朝廷的军队层层包围上来。箭矢如雨,王含的部下一个个倒下。

"将军,突围吧!"有人喊。

王含看着四周密密麻麻的朝廷军队,忽然笑了:"往哪儿突?"

他知道,自己完了。

最后的战斗持续了一整夜。天亮的时候,王含的军队全军覆没。

王含本人在混战中被杀。钱凤试图逃跑,但在路上被郗鉴的部下追上,也被斩首。

石头城失去了主将,守军很快就投降了。温峤率军进城,接管了这座要塞。

一切都结束了。

司马绍在建康城里听到消息,长长地松了一口气。他下诏,封温峤为骠骑将军,郗鉴为车骑将军,重重封赏。
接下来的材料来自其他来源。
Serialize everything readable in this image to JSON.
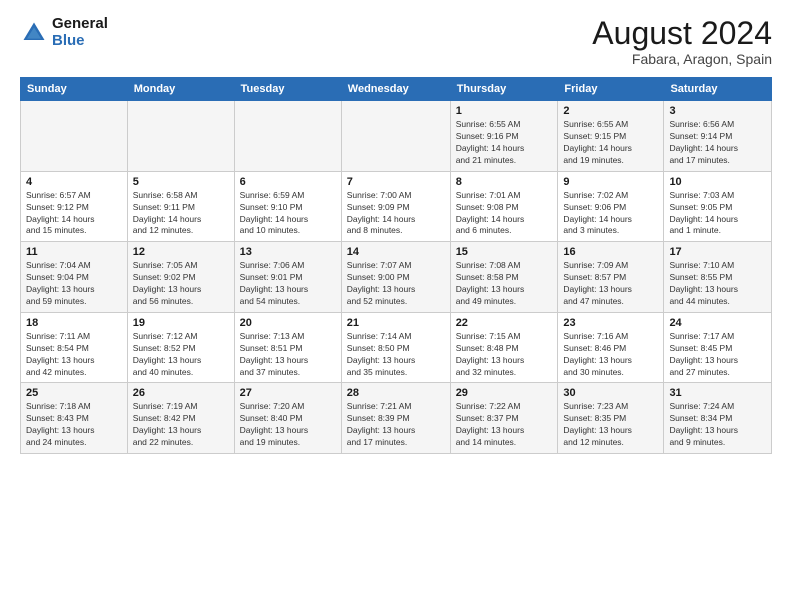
{
  "logo": {
    "line1": "General",
    "line2": "Blue"
  },
  "title": "August 2024",
  "subtitle": "Fabara, Aragon, Spain",
  "days_header": [
    "Sunday",
    "Monday",
    "Tuesday",
    "Wednesday",
    "Thursday",
    "Friday",
    "Saturday"
  ],
  "weeks": [
    [
      {
        "num": "",
        "info": ""
      },
      {
        "num": "",
        "info": ""
      },
      {
        "num": "",
        "info": ""
      },
      {
        "num": "",
        "info": ""
      },
      {
        "num": "1",
        "info": "Sunrise: 6:55 AM\nSunset: 9:16 PM\nDaylight: 14 hours\nand 21 minutes."
      },
      {
        "num": "2",
        "info": "Sunrise: 6:55 AM\nSunset: 9:15 PM\nDaylight: 14 hours\nand 19 minutes."
      },
      {
        "num": "3",
        "info": "Sunrise: 6:56 AM\nSunset: 9:14 PM\nDaylight: 14 hours\nand 17 minutes."
      }
    ],
    [
      {
        "num": "4",
        "info": "Sunrise: 6:57 AM\nSunset: 9:12 PM\nDaylight: 14 hours\nand 15 minutes."
      },
      {
        "num": "5",
        "info": "Sunrise: 6:58 AM\nSunset: 9:11 PM\nDaylight: 14 hours\nand 12 minutes."
      },
      {
        "num": "6",
        "info": "Sunrise: 6:59 AM\nSunset: 9:10 PM\nDaylight: 14 hours\nand 10 minutes."
      },
      {
        "num": "7",
        "info": "Sunrise: 7:00 AM\nSunset: 9:09 PM\nDaylight: 14 hours\nand 8 minutes."
      },
      {
        "num": "8",
        "info": "Sunrise: 7:01 AM\nSunset: 9:08 PM\nDaylight: 14 hours\nand 6 minutes."
      },
      {
        "num": "9",
        "info": "Sunrise: 7:02 AM\nSunset: 9:06 PM\nDaylight: 14 hours\nand 3 minutes."
      },
      {
        "num": "10",
        "info": "Sunrise: 7:03 AM\nSunset: 9:05 PM\nDaylight: 14 hours\nand 1 minute."
      }
    ],
    [
      {
        "num": "11",
        "info": "Sunrise: 7:04 AM\nSunset: 9:04 PM\nDaylight: 13 hours\nand 59 minutes."
      },
      {
        "num": "12",
        "info": "Sunrise: 7:05 AM\nSunset: 9:02 PM\nDaylight: 13 hours\nand 56 minutes."
      },
      {
        "num": "13",
        "info": "Sunrise: 7:06 AM\nSunset: 9:01 PM\nDaylight: 13 hours\nand 54 minutes."
      },
      {
        "num": "14",
        "info": "Sunrise: 7:07 AM\nSunset: 9:00 PM\nDaylight: 13 hours\nand 52 minutes."
      },
      {
        "num": "15",
        "info": "Sunrise: 7:08 AM\nSunset: 8:58 PM\nDaylight: 13 hours\nand 49 minutes."
      },
      {
        "num": "16",
        "info": "Sunrise: 7:09 AM\nSunset: 8:57 PM\nDaylight: 13 hours\nand 47 minutes."
      },
      {
        "num": "17",
        "info": "Sunrise: 7:10 AM\nSunset: 8:55 PM\nDaylight: 13 hours\nand 44 minutes."
      }
    ],
    [
      {
        "num": "18",
        "info": "Sunrise: 7:11 AM\nSunset: 8:54 PM\nDaylight: 13 hours\nand 42 minutes."
      },
      {
        "num": "19",
        "info": "Sunrise: 7:12 AM\nSunset: 8:52 PM\nDaylight: 13 hours\nand 40 minutes."
      },
      {
        "num": "20",
        "info": "Sunrise: 7:13 AM\nSunset: 8:51 PM\nDaylight: 13 hours\nand 37 minutes."
      },
      {
        "num": "21",
        "info": "Sunrise: 7:14 AM\nSunset: 8:50 PM\nDaylight: 13 hours\nand 35 minutes."
      },
      {
        "num": "22",
        "info": "Sunrise: 7:15 AM\nSunset: 8:48 PM\nDaylight: 13 hours\nand 32 minutes."
      },
      {
        "num": "23",
        "info": "Sunrise: 7:16 AM\nSunset: 8:46 PM\nDaylight: 13 hours\nand 30 minutes."
      },
      {
        "num": "24",
        "info": "Sunrise: 7:17 AM\nSunset: 8:45 PM\nDaylight: 13 hours\nand 27 minutes."
      }
    ],
    [
      {
        "num": "25",
        "info": "Sunrise: 7:18 AM\nSunset: 8:43 PM\nDaylight: 13 hours\nand 24 minutes."
      },
      {
        "num": "26",
        "info": "Sunrise: 7:19 AM\nSunset: 8:42 PM\nDaylight: 13 hours\nand 22 minutes."
      },
      {
        "num": "27",
        "info": "Sunrise: 7:20 AM\nSunset: 8:40 PM\nDaylight: 13 hours\nand 19 minutes."
      },
      {
        "num": "28",
        "info": "Sunrise: 7:21 AM\nSunset: 8:39 PM\nDaylight: 13 hours\nand 17 minutes."
      },
      {
        "num": "29",
        "info": "Sunrise: 7:22 AM\nSunset: 8:37 PM\nDaylight: 13 hours\nand 14 minutes."
      },
      {
        "num": "30",
        "info": "Sunrise: 7:23 AM\nSunset: 8:35 PM\nDaylight: 13 hours\nand 12 minutes."
      },
      {
        "num": "31",
        "info": "Sunrise: 7:24 AM\nSunset: 8:34 PM\nDaylight: 13 hours\nand 9 minutes."
      }
    ]
  ]
}
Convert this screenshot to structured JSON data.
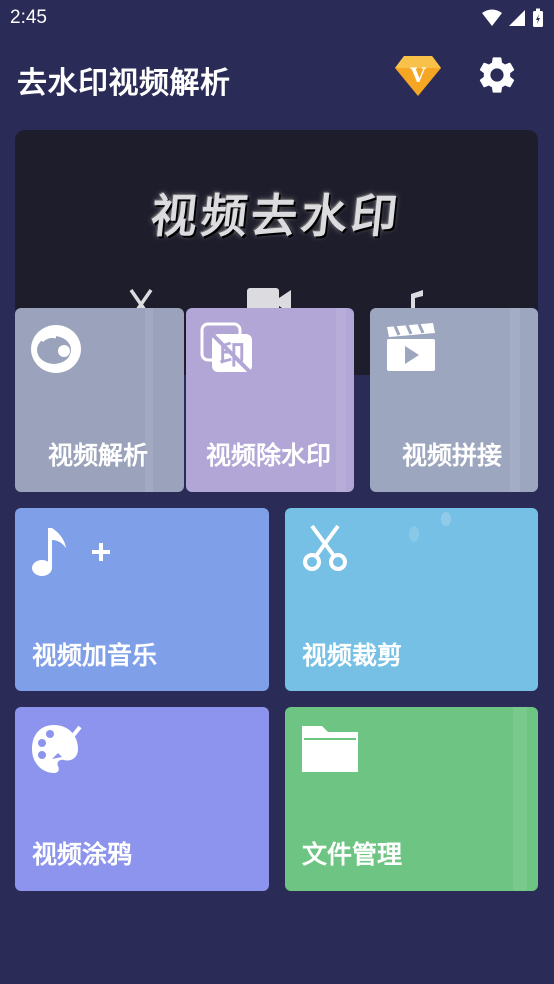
{
  "status": {
    "time": "2:45"
  },
  "header": {
    "title": "去水印视频解析"
  },
  "banner": {
    "title": "视频去水印"
  },
  "tiles": [
    {
      "label": "视频解析",
      "icon": "video-parse-icon",
      "color": "#9aa3bb"
    },
    {
      "label": "视频除水印",
      "icon": "no-watermark-icon",
      "color": "#b2a6d6"
    },
    {
      "label": "视频拼接",
      "icon": "clapperboard-icon",
      "color": "#9da6bf"
    },
    {
      "label": "视频加音乐",
      "icon": "music-add-icon",
      "color": "#7f9fe9"
    },
    {
      "label": "视频裁剪",
      "icon": "scissors-icon",
      "color": "#75c0e4"
    },
    {
      "label": "视频涂鸦",
      "icon": "palette-icon",
      "color": "#8d94ee"
    },
    {
      "label": "文件管理",
      "icon": "folder-icon",
      "color": "#6ec583"
    }
  ],
  "colors": {
    "background": "#2a2b57",
    "vip": "#f3a623"
  }
}
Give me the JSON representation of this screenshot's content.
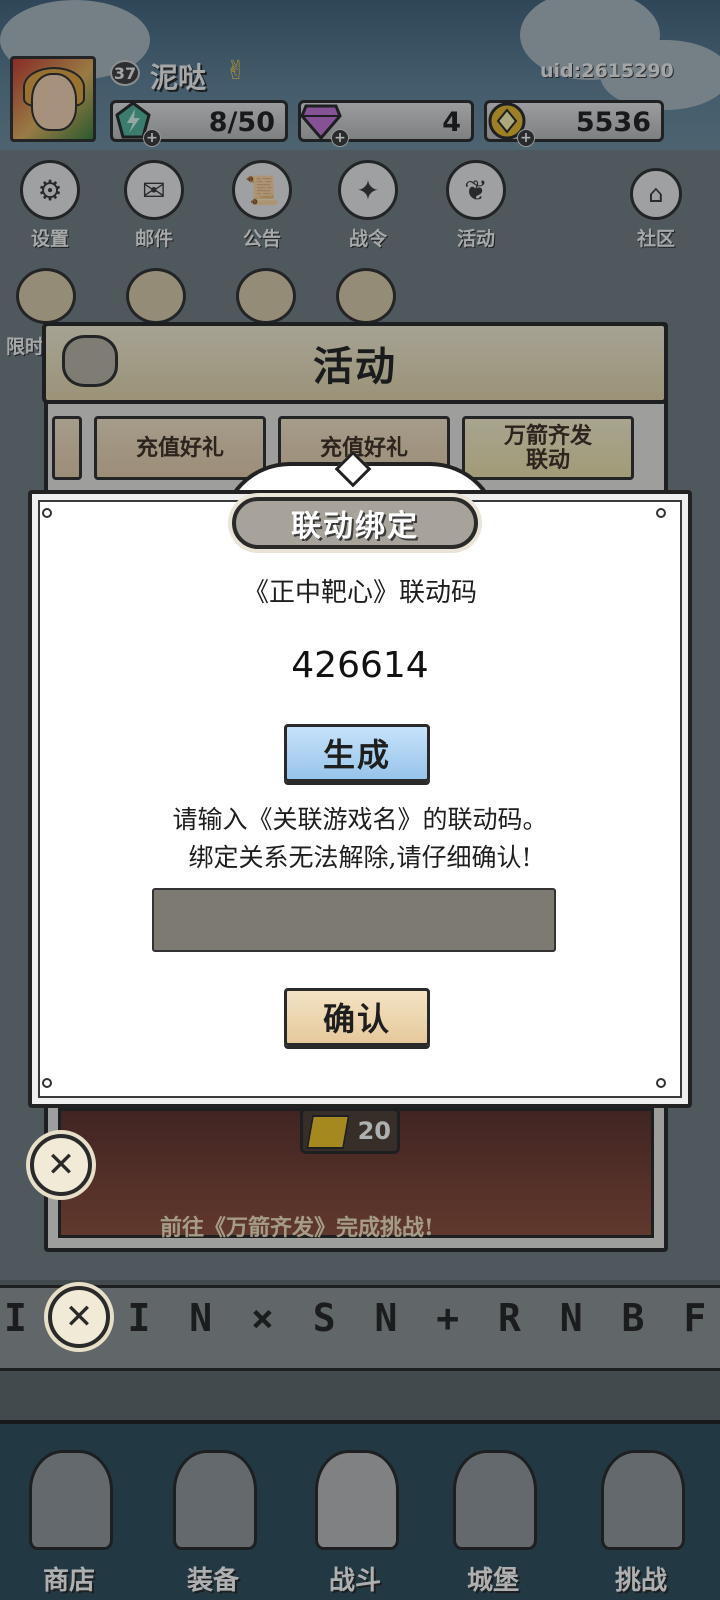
{
  "player": {
    "level": "37",
    "name": "泥哒",
    "uid": "uid:2615290"
  },
  "resources": {
    "stamina": "8/50",
    "gems": "4",
    "gold": "5536",
    "plus": "+"
  },
  "top_menu": [
    {
      "label": "设置",
      "icon": "gear-icon"
    },
    {
      "label": "邮件",
      "icon": "mail-icon"
    },
    {
      "label": "公告",
      "icon": "scroll-icon"
    },
    {
      "label": "战令",
      "icon": "battle-pass-icon"
    },
    {
      "label": "活动",
      "icon": "activity-icon"
    },
    {
      "label": "社区",
      "icon": "community-icon"
    }
  ],
  "side_label": "限时",
  "activity_panel": {
    "title": "活动",
    "tabs": [
      "充值好礼",
      "充值好礼",
      "万箭齐发\n联动"
    ],
    "reward_count": "20",
    "banner_text": "前往《万箭齐发》完成挑战!"
  },
  "dialog": {
    "title": "联动绑定",
    "code_label": "《正中靶心》联动码",
    "code_value": "426614",
    "generate_label": "生成",
    "hint_line1": "请输入《关联游戏名》的联动码。",
    "hint_line2": "绑定关系无法解除,请仔细确认!",
    "input_value": "",
    "confirm_label": "确认"
  },
  "close_glyph": "✕",
  "runes": "I  O I N ⨯ S N + R N B F",
  "bottom_nav": [
    {
      "label": "商店",
      "icon": "shop-icon"
    },
    {
      "label": "装备",
      "icon": "backpack-icon"
    },
    {
      "label": "战斗",
      "icon": "crossed-swords-icon"
    },
    {
      "label": "城堡",
      "icon": "castle-icon"
    },
    {
      "label": "挑战",
      "icon": "shield-icon"
    }
  ],
  "colors": {
    "generate_button": "#97c4ea",
    "confirm_button": "#e6c99c",
    "input_bg": "#7d7a72",
    "title_pill": "#a7a39a"
  }
}
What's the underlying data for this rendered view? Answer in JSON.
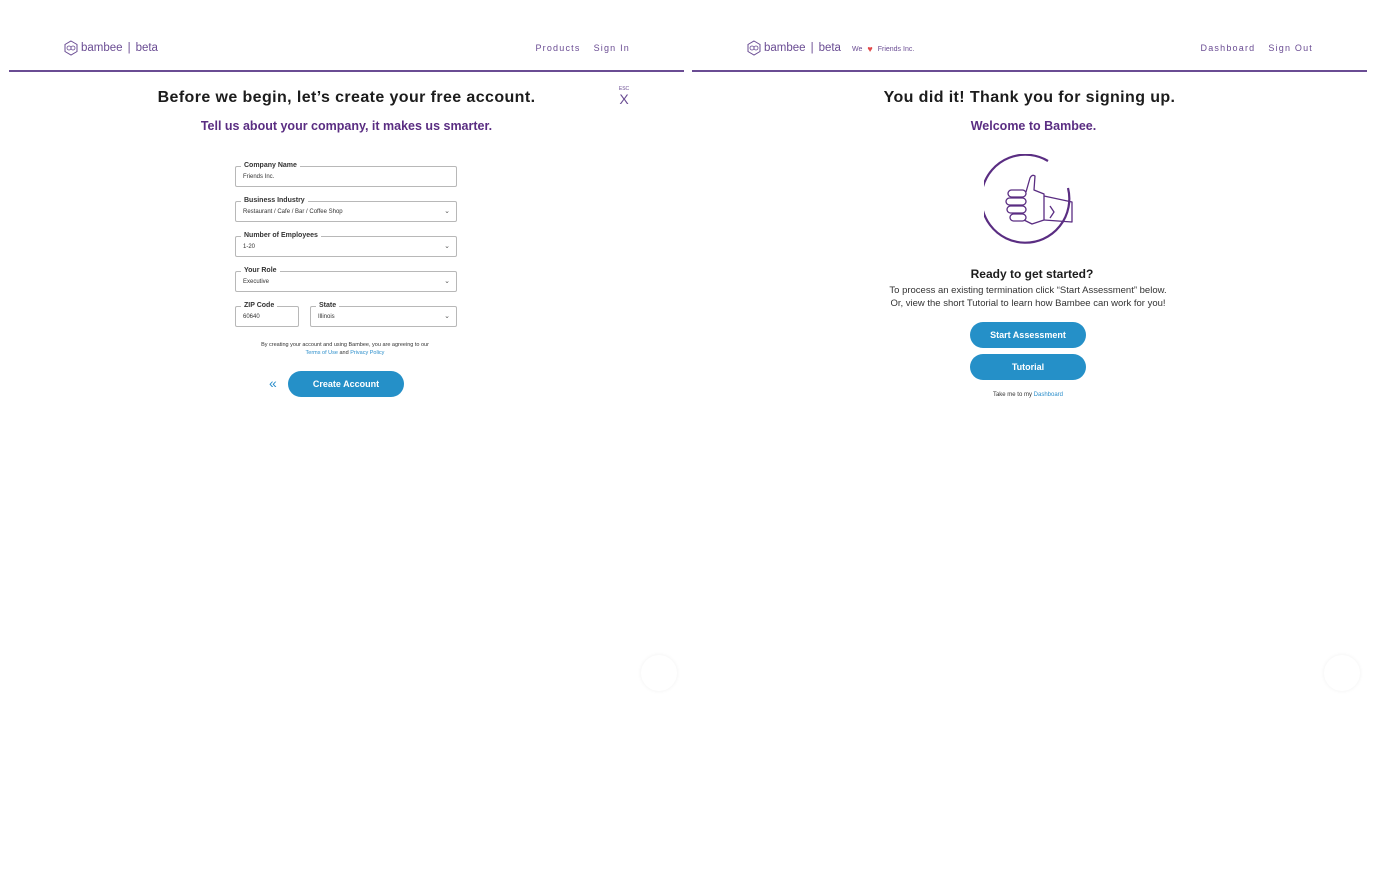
{
  "left": {
    "logo": {
      "brand": "bambee",
      "tag": "beta"
    },
    "nav": [
      "Products",
      "Sign In"
    ],
    "esc": {
      "small": "ESC",
      "x": "X"
    },
    "title": "Before we begin, let’s create your free account.",
    "subtitle": "Tell us about your company, it makes us smarter.",
    "form": {
      "company": {
        "label": "Company Name",
        "value": "Friends Inc."
      },
      "industry": {
        "label": "Business Industry",
        "value": "Restaurant / Cafe / Bar / Coffee Shop"
      },
      "employees": {
        "label": "Number of Employees",
        "value": "1-20"
      },
      "role": {
        "label": "Your Role",
        "value": "Executive"
      },
      "zip": {
        "label": "ZIP Code",
        "value": "60640"
      },
      "state": {
        "label": "State",
        "value": "Illinois"
      }
    },
    "terms": {
      "text": "By creating your account and using Bambee, you are agreeing to our",
      "terms_link": "Terms of Use",
      "and": "and",
      "privacy_link": "Privacy Policy"
    },
    "back": "«",
    "create_button": "Create Account"
  },
  "right": {
    "logo": {
      "brand": "bambee",
      "tag": "beta"
    },
    "we": {
      "text": "We",
      "heart": "♥",
      "company": "Friends Inc."
    },
    "nav": [
      "Dashboard",
      "Sign Out"
    ],
    "title": "You did it! Thank you for signing up.",
    "subtitle": "Welcome to Bambee.",
    "ready": "Ready to get started?",
    "desc_line1": "To process an existing termination click “Start Assessment” below.",
    "desc_line2": "Or, view the short Tutorial to learn how Bambee can work for you!",
    "start_button": "Start Assessment",
    "tutorial_button": "Tutorial",
    "take_me": "Take me to my",
    "dashboard_link": "Dashboard"
  },
  "colors": {
    "brand_purple": "#6a4c93",
    "accent_blue": "#2590c8",
    "heart_red": "#e24a4a"
  }
}
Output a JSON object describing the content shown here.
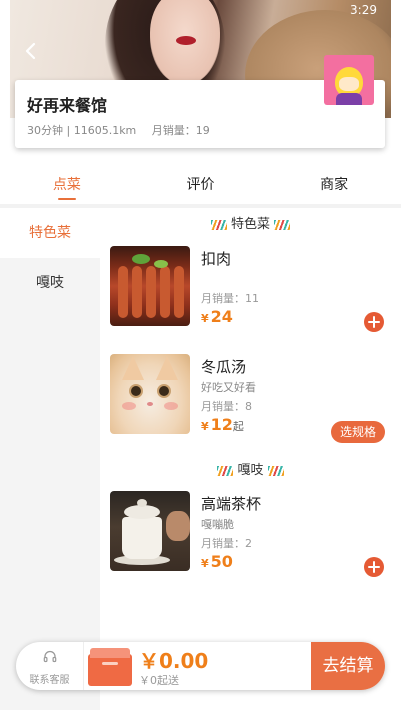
{
  "status": {
    "time": "3:29"
  },
  "shop": {
    "name": "好再来餐馆",
    "delivery_time": "30分钟",
    "distance": "11605.1km",
    "sales": "月销量：19"
  },
  "tabs": [
    {
      "label": "点菜",
      "active": true
    },
    {
      "label": "评价",
      "active": false
    },
    {
      "label": "商家",
      "active": false
    }
  ],
  "categories": [
    {
      "label": "特色菜",
      "active": true
    },
    {
      "label": "嘎吱",
      "active": false
    }
  ],
  "sections": [
    {
      "title": "特色菜",
      "items": [
        {
          "name": "扣肉",
          "desc": "",
          "sales": "月销量：11",
          "currency": "¥",
          "price": "24",
          "suffix": "",
          "action": "add"
        },
        {
          "name": "冬瓜汤",
          "desc": "好吃又好看",
          "sales": "月销量：8",
          "currency": "¥",
          "price": "12",
          "suffix": "起",
          "action": "选规格"
        }
      ]
    },
    {
      "title": "嘎吱",
      "items": [
        {
          "name": "高端茶杯",
          "desc": "嘎嘣脆",
          "sales": "月销量：2",
          "currency": "¥",
          "price": "50",
          "suffix": "",
          "action": "add"
        }
      ]
    }
  ],
  "cart": {
    "service_label": "联系客服",
    "total": "￥0.00",
    "min_delivery": "￥0起送",
    "checkout_label": "去结算"
  },
  "colors": {
    "accent": "#e8703a",
    "price": "#ef7f1a",
    "button": "#e55a34"
  }
}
朝堂上,大臣们纷纷上表祝贺,说这是"除奸佞,安社稷"的大功。

但没有人提,朝廷当初的安抚,不过是个骗局。

也没有人提,那些死在建康城外的士兵,本来是有机会活下来的。

历史就是这样。胜利者写下的故事里,失败者永远是罪人。

至于真相?

真相被埋在战场上,和那些无名的尸体一起,永远不会有人在意。

石头城的城门口,立起了一块石碑。碑上刻着:"逆贼王含、钱凤等,谋反伏诛,以儆效尤。"

但没有人提,这些"逆贼",本来是想要投降的。

也没有人提,是朝廷的缓兵之计,逼他们走上了绝路。

太宁四年春天,司马绍病重。他躺在病榻上,忽然想起了石头城的事。

"温峤他们,做得对吗?"他问身边的大臣。

大臣愣了一下,然后说:"陛下圣明,诛除叛逆,自然是对的。"

司马绍没有再说话。

他心里清楚,对错这种事,从来不是重点。重点是赢。

只要赢了,一切都是对的。

但他也知道,有些东西,赢了也找不回来。

比如信用。

从此以后,再也没有权臣愿意相信朝廷的安抚了。因为所有人都记得,王含和钱凤是怎么死的。

他们记得,朝廷的承诺,不过是一张废纸。

这个代价,会在未来的几十年里,一次次地显现出来。

但那是后话了。

至少现在,司马绍赢了。

他平定了王敦之乱,稳住了朝廷,保住了江山。

至于手段是否光彩?

那重要吗?

历史不会记住这些细节。历史只会记住,晋明帝平定了叛乱,是个有为的君主。

说句实话,权力游戏里,从来没有什么干净的胜利。

每一次胜利,都是踩着尸体堆起来的。

那些相信承诺的人,往往死得最惨。

那些守信用的人,往往输得最彻底。

这就是真相。

残酷,但真实。

王含和钱凤的尸体,被挂在建康城门口示众三天,然后扔进了乱葬岗。

没有人收尸,没有人祭奠。

他们就这样,从历史上消失了。

只留下石碑上那一行字:

"逆贼王含、钱凤等,谋反伏诛,以儆效尤。"

提醒着后人:在权力游戏里,最贵的代价,不是背叛,而是相信。